No, but a confederacy provides safeguards that are impossible in a consolidated mega-state such as ours. The Articles of Confederation, for example, provided for "expressly delegated powers" only, which shuts the door on liberal construction. In fact, there was no judicial branch, which also, imo, is a safeguard. There is no direct taxation, yet another safeguard over the current system. etc.
The requisition system should have been fixed, not replaced. You want a real check on national power? Let all the national taxes come not from individuals, but from member states. Let each state determine for itself how to collect that money from its citizens. THAT would be a check on national spending. As it is, the states have to get in line behind the nationals.
(yea, I made a little time to respond after all.)
It is a mega-state of our own doing. Over a period of 224 years. It wasnt in the original document and only possible through construction. You want to shut out construction? Think you can shut out avarice and ambition? Good luck.
Our peculiar security is in possession of a written Constitution. Let us not make it a blank paper by construction.
. . . . . Thomas Jefferson, letter to Wilson Cary Nicholas, 7 September, 1803
You want expressly delegated powers only? Be prepared to write a document that rivals, nay exceeds even, the size of the 0bamacare monstrosity.
Let all the national taxes come not from individuals, but from member states.

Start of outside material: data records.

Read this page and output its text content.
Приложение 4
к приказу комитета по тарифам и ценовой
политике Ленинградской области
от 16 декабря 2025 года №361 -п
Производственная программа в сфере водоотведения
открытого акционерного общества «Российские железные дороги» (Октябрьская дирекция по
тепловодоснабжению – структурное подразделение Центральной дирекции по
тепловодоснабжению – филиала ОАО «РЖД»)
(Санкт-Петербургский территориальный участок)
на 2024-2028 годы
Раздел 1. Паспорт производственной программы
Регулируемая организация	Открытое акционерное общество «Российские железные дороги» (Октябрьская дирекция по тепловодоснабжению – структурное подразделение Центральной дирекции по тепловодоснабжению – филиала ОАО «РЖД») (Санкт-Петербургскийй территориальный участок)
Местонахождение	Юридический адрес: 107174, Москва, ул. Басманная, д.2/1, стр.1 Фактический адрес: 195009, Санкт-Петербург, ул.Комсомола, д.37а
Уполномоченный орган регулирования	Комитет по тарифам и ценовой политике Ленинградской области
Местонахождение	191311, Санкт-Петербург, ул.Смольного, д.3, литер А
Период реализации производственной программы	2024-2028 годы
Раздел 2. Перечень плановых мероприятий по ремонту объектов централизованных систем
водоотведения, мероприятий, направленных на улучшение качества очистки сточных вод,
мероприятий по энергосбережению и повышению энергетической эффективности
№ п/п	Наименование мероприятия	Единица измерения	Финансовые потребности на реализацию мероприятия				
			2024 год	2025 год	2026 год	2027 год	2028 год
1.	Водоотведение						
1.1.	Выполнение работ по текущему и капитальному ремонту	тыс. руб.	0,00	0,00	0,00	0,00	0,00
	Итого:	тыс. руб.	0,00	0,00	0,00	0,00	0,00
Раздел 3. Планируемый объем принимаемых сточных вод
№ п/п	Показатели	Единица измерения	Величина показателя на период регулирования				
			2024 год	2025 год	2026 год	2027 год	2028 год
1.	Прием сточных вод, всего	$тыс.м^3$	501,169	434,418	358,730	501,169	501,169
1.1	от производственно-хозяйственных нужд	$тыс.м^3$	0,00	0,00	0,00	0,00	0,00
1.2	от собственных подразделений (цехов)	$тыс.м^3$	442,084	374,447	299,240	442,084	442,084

Thats the reason I mentioned 1913. One of the points on your graph. Not a part of Federalist 41 or 44, or Madisons understanding of implied powers. And, in any context other than this discussion, you would be vigorously protesting the attack on sovereignty represented by a Federal assessment levied on the several states. The reason the national government was conceived to act on individual citizens was because action on the states was considered to be a usurpation of the states sovereignty.